Nor does the adoption of this definition help the fight against genuine anti-semitism. It has been embraced by the governments of Austria, Poland and Hungary – all of them hard racist right and, in the case of Hungary, headed by the most anti-semitic prime minister in Europe, Viktor Orban. He is also a firm ally and friend of Binyamin Netanyahu and professes wholehearted support for Israel.

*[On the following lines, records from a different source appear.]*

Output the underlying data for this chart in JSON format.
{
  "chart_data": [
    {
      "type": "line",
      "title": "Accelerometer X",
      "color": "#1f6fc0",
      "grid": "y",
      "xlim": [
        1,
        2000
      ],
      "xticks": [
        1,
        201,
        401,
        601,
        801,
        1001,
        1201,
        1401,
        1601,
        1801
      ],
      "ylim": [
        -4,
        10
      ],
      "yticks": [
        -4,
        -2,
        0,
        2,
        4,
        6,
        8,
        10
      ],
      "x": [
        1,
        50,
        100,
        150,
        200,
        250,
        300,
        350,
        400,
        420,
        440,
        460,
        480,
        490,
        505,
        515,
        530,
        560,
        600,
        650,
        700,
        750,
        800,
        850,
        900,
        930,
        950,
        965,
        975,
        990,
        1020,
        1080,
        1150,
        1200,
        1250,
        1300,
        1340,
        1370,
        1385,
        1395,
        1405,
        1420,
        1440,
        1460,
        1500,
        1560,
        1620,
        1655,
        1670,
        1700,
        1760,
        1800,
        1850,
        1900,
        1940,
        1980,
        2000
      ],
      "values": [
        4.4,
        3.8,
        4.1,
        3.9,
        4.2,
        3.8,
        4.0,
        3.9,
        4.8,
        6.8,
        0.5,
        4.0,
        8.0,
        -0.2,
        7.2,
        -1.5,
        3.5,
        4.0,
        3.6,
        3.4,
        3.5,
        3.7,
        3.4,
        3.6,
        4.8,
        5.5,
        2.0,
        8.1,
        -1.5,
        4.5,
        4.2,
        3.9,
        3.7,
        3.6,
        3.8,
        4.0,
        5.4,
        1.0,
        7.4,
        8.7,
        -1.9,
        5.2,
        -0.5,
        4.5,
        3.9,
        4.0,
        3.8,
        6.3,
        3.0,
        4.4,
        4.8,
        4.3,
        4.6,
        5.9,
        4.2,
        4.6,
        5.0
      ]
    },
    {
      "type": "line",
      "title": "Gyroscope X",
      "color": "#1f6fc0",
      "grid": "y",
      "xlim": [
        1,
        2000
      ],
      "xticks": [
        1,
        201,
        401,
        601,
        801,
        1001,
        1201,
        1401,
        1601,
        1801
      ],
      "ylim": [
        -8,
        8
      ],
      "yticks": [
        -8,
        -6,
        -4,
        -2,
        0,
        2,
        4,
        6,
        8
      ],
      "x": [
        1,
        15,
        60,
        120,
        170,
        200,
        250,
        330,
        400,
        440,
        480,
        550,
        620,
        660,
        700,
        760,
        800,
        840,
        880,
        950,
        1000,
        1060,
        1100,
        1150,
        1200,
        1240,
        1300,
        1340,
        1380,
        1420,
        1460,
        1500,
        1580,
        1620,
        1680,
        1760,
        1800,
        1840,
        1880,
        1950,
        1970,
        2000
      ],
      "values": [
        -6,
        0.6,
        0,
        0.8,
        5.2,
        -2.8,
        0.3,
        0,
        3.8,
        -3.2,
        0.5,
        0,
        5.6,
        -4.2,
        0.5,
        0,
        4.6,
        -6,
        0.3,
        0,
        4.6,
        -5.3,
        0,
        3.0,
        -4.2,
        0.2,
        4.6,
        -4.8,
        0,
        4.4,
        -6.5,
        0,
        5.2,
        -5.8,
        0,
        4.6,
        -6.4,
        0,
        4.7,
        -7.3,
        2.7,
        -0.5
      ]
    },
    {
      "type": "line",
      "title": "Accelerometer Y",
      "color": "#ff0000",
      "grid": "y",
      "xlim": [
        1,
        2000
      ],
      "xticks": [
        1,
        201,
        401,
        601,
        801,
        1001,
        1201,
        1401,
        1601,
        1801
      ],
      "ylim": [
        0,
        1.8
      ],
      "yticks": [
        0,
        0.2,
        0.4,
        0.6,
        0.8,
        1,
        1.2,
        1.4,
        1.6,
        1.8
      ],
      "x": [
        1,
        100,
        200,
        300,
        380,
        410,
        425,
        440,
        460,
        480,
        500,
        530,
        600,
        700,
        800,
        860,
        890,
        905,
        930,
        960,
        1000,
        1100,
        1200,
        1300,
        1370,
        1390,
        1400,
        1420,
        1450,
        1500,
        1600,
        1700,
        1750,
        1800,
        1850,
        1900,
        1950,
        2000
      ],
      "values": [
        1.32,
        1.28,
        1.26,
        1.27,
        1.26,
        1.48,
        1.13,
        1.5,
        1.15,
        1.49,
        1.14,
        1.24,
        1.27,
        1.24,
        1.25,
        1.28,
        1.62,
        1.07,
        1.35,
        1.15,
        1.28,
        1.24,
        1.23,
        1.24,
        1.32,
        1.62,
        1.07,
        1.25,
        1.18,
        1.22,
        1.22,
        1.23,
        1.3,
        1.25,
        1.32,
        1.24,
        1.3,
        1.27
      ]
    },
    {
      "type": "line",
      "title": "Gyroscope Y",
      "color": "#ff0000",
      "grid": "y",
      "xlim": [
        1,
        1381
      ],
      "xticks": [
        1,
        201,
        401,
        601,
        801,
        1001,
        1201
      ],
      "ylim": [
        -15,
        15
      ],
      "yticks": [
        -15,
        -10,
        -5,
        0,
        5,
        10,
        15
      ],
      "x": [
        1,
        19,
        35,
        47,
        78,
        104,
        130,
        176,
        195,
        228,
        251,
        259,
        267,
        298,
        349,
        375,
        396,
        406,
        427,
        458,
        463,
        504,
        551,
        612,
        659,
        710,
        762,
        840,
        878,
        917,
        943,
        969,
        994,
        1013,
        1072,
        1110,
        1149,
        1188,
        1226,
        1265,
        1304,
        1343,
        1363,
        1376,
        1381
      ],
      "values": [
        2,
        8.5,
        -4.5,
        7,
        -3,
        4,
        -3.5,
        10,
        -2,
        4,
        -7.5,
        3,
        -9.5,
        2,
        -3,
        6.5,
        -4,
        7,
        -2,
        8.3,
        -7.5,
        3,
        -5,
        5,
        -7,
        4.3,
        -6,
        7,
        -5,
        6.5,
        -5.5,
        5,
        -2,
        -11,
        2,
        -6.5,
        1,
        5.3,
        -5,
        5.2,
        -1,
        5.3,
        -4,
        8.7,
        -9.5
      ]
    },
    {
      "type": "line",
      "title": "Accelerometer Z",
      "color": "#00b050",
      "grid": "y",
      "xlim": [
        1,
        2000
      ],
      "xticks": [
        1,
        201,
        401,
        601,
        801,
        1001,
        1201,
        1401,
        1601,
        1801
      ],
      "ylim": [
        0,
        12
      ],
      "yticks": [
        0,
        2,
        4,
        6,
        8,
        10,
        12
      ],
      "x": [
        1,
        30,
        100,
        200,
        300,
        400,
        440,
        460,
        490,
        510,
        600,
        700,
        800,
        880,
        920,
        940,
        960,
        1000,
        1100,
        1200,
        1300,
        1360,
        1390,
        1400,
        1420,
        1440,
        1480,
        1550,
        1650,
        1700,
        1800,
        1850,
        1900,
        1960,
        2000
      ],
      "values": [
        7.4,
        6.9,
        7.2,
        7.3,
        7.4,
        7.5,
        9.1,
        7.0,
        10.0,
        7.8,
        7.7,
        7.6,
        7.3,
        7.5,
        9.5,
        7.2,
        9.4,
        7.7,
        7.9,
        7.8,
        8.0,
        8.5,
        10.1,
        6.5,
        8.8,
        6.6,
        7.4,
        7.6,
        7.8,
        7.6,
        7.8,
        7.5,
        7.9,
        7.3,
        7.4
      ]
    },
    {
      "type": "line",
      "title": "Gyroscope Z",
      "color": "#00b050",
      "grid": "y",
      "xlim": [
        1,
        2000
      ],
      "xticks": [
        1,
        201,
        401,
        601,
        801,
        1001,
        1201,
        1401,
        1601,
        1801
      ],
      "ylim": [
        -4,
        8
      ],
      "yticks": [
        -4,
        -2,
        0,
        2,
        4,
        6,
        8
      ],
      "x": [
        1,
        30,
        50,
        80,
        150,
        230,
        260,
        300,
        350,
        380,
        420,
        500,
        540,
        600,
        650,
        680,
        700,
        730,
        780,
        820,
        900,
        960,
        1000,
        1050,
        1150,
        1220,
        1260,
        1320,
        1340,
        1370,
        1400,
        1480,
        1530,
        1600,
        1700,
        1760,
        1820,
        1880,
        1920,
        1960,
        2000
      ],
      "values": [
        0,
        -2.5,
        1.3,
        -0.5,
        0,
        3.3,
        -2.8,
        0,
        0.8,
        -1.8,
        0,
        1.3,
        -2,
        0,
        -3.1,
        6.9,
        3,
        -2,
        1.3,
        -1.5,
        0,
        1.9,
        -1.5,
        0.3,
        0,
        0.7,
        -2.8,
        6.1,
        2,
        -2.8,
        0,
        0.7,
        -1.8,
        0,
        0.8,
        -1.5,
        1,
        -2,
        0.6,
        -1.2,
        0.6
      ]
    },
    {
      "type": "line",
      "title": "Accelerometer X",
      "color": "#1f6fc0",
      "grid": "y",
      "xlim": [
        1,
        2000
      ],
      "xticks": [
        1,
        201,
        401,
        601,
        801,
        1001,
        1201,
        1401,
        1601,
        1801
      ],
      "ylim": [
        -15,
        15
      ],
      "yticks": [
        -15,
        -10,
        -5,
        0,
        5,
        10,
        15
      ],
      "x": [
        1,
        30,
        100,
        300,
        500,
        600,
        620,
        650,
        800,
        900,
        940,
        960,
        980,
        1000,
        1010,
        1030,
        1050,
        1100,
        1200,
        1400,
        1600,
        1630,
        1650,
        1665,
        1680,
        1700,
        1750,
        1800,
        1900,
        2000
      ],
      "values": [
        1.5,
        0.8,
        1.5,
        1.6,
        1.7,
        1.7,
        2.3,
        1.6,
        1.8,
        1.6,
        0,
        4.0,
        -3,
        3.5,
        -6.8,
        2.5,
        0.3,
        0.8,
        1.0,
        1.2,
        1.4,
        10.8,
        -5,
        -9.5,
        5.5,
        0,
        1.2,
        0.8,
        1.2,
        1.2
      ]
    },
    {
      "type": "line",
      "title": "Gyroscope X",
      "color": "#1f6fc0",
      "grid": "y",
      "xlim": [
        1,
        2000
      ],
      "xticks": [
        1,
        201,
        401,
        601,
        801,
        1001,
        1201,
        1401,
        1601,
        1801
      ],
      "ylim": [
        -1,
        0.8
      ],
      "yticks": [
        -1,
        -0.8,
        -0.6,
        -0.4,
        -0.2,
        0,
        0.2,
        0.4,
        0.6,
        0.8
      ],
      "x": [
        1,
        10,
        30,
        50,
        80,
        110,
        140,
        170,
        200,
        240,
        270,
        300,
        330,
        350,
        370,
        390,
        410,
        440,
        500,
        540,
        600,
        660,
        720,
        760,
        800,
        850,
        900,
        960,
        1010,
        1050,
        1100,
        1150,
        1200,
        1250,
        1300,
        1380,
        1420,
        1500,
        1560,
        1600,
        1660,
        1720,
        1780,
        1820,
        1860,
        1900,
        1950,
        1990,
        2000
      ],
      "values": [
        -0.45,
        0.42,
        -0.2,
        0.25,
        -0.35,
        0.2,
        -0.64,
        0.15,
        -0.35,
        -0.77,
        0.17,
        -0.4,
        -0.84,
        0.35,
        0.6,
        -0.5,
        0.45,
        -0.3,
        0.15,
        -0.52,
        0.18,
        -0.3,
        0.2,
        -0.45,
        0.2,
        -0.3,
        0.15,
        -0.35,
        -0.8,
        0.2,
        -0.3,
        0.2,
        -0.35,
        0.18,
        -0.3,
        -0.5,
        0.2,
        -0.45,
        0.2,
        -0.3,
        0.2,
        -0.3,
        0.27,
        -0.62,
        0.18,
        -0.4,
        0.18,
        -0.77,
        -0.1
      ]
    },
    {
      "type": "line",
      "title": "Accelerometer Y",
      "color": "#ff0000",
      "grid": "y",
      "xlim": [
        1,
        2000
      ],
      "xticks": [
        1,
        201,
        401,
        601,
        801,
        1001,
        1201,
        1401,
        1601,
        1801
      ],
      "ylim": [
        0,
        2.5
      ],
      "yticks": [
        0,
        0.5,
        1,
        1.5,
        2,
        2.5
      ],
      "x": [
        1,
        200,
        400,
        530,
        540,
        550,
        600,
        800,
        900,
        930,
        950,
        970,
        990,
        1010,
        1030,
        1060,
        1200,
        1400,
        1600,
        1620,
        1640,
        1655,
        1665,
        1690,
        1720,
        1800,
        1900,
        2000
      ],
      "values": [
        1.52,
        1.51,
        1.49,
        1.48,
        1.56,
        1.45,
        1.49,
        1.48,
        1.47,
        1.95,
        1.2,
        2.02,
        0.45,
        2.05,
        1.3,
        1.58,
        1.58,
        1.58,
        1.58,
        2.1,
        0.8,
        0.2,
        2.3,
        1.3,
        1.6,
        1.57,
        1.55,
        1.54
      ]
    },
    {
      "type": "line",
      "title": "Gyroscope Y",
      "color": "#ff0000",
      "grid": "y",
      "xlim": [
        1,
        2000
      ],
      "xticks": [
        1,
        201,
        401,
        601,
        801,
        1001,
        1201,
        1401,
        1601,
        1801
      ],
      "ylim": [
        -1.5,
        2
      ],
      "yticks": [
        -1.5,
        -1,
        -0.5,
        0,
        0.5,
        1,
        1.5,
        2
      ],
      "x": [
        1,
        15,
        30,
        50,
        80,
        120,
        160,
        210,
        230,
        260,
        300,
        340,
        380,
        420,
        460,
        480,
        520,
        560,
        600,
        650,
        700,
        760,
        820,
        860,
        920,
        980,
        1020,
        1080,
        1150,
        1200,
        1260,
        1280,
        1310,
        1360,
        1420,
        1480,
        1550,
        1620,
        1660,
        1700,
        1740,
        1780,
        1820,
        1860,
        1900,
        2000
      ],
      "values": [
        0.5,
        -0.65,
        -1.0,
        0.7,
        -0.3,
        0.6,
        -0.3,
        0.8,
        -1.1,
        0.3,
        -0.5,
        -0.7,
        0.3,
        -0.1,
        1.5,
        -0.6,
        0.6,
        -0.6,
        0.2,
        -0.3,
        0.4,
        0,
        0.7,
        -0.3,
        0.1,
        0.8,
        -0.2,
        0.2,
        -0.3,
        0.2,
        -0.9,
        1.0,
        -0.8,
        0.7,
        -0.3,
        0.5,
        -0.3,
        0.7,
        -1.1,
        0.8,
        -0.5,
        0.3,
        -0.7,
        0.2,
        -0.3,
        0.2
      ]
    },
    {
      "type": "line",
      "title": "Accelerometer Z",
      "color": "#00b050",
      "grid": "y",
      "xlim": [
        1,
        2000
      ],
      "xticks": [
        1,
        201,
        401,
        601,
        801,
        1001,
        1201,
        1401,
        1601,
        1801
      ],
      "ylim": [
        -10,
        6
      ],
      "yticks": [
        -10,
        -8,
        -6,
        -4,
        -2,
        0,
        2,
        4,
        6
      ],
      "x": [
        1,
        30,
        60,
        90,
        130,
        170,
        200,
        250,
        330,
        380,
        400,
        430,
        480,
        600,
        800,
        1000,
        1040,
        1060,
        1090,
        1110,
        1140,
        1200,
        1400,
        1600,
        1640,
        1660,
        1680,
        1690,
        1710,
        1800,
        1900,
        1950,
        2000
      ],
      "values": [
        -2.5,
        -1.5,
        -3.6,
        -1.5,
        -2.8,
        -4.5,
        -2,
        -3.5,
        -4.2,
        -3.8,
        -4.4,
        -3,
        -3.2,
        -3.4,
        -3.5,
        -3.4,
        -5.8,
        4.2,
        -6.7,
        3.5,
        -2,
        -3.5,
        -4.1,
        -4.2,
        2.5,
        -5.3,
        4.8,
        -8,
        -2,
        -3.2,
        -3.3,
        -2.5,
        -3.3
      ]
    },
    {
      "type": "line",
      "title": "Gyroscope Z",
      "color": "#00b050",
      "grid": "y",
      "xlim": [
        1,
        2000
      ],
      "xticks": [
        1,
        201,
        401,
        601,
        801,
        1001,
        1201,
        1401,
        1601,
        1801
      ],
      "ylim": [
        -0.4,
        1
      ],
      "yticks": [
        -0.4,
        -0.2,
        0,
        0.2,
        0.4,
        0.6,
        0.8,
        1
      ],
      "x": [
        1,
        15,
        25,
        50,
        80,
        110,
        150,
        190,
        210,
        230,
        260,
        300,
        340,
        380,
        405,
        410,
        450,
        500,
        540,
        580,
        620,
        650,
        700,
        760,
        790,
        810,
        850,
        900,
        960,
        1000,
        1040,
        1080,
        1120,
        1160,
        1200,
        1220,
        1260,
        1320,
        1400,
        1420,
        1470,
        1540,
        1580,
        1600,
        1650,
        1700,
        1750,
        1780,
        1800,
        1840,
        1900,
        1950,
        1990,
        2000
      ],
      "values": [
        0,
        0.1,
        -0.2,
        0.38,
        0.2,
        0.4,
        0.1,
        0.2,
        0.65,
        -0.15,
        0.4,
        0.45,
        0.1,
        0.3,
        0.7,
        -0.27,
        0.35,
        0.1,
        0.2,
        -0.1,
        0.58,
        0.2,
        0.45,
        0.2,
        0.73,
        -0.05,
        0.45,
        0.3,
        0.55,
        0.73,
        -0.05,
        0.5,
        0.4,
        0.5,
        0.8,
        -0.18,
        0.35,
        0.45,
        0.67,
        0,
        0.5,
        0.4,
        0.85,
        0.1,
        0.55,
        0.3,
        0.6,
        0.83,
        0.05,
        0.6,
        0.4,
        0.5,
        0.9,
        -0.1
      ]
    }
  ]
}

Here, the false and widely disputed notion in the IHRA definition that Israel embodies some kind of “collective Jew” is revealed in fact to be permissive of anti-semitism. Orban says he cannot possibly be anti-semitic because he loves Israel, the “Jewish state”. But his recent election campaign and his authoritarian pronouncements are permeated with classical and vile  racism against Jewish people. He singles out individuals such as the financier George Soros as representative of “the Jew” conspiring to bring down the Hungarian and European nations. Three weeks before election day in April this year, he said in a speech:

“We are fighting an enemy that is different from us. Not open, but hiding; not straightforward but crafty; not honest but base; not national but international; does not believe in working but speculates with money; does not have its own homeland but feels it owns the whole world,”

Orban’s government has signed up to the IHRA definition that Corbyn’s Labour is held to be shameful in not adopting in full because of its “examples” that conflate opposition to Israel with anti-semitism.

There’s a further problem. The definition is itself inadequate in identifying real anti-semitism. It starts: “Antisemitism is a certain perception of Jews, which may be expressed as hatred toward Jews.” That is an extraordinarily vague and ill-formed definition. Anti-semitism “is a certain perception of Jews” (as opposed to what, a nebulous conception of Jews) that “may be expressed as hatred toward Jews” – may? So it may not. It may not be hatred toward Jews, or it may not be expressed? What is it then?

Tomlinson says that, at the very least, that would have to be reformulated as: “Antisemitism is a particular attitude towards Jews, which is expressed as hatred toward Jews”. But he continues:

“Even in these amended terms the definition is unsatisfactory. The apparent confining of antisemitism to an attitude which is ‘expressed’ as a hatred of Jews seems too narrow and not to capture conduct which, though not expressed as hatred of Jews is clearly a manifestation of antisemitism. It does not, for example, include discriminatory social and institutional practices.”

For any anti-racist, a failure to understand how a type of racism takes institutional and socially discriminatory forms is a major omission and a retreat from decades of gains by the anti-racist movements in Britain.

So it is not only the rights of the Palestinians, free speech and the socialist left that would be the victims of the capitulation to this dodgy definition that some labour movement voices are demanding. It would also be the fight against genuine anti-semitism and our understanding of racism as a whole as something structured into society and not just individual prejudices.

It’s past time to stop the retreat on this. A huge amount is at stake – on every progressive front. This meeting in London in ten days time is a good, broad effort building on lots that has gone before, to rally forces to do just that.

The risk is not that the right is advancing like a juggernaut. It’s that the left retreats and surrenders in complete disarray. That’s what can open the door to the right – both the establishment and far right. That cannot be allowed to happen. A big lie is being told – and all on the left should stand up to it.